The community of late night comes together
In terms of late-night hosts supporting their staff, several have spoken out in support of the WGA’s demands. Meyers and Colbert opened up about it during their respective shows. Fallon answered Variety’s question about it during the MET Gala. However, in response to his answer, The Tonight Show’s photo research coordinator Sarah Kobos posted on Twitter that Fallon wasn’t present at a Zoom meeting when NBC announced that the staff wouldn’t get paid beyond week one of the strike. Thankfully, that tide has shifted, if only slightly.
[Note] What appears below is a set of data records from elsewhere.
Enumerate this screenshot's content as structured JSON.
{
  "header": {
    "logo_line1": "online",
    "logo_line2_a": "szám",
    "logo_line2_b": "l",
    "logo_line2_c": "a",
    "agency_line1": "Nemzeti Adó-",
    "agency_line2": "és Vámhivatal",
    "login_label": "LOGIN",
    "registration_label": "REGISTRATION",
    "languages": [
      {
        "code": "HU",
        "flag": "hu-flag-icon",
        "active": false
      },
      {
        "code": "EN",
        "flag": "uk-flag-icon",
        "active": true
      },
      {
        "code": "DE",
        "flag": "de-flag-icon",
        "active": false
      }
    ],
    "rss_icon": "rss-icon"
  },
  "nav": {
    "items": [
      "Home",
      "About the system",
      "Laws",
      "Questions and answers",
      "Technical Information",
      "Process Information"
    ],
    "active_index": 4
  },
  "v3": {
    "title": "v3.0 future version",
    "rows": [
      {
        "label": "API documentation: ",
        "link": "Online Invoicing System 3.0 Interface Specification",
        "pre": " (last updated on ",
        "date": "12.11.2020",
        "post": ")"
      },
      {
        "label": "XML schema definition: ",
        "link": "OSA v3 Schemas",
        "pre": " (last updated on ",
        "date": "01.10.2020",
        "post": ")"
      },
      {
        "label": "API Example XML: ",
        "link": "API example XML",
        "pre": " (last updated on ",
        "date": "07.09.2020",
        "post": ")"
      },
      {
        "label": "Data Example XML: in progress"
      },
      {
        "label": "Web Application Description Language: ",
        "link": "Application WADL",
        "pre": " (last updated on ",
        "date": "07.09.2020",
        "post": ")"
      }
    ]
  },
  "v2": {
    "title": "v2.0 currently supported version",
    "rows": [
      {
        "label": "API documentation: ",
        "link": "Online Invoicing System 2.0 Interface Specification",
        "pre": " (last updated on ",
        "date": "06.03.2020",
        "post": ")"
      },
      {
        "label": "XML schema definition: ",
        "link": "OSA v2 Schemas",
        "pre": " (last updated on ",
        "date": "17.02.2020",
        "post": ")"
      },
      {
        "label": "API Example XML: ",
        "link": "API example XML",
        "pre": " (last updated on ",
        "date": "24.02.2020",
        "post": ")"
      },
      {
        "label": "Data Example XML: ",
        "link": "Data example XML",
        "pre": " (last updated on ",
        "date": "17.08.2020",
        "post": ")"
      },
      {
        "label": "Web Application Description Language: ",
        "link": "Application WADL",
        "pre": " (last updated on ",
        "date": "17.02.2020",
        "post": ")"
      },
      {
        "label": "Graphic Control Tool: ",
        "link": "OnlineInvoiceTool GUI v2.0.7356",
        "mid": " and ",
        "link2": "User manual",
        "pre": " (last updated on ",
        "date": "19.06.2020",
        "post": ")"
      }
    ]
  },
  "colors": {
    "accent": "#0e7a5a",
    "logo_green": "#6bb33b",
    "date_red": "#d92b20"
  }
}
Kobos, who has been with TNS for over a year, told The A.V. Club about another meeting today, during which Fallon told staff that NBC would pay them for a second week, and he’ll pay them for the third. Their health insurance will be paid through September. “I can’t say for sure what part the public pressure played, but I’m glad about this update. It was a short meeting during the time of our normal production meeting, but since there’s no show to produce, there’s not a lot to talk about,” she says. “We got the update from Jimmy, and nobody said much of anything, but there were lots of ‘Thank you’s to him.”
However, it’s more likely that the strike will continue for more than three weeks, and there’s no plan for what happens to the staff’s livelihood then. “With the way this industry is… there have been so many layoffs,” Kobos says. “I come from digital media and this is my first TV job. It’s competitive. The rent is too damn high. So I hope studios can come to an agreement in these few weeks. I do support the WGA if it goes beyond that.”
Since she’s not a writer, Kobos isn’t part of this union, although she was on the bargaining committee at her previous job at Wirecutter. “A win for writers is a win for the rest of the industry and, more broadly, the working class,” she notes. “This is why I’m active in the labor movement. We are all helping each other.”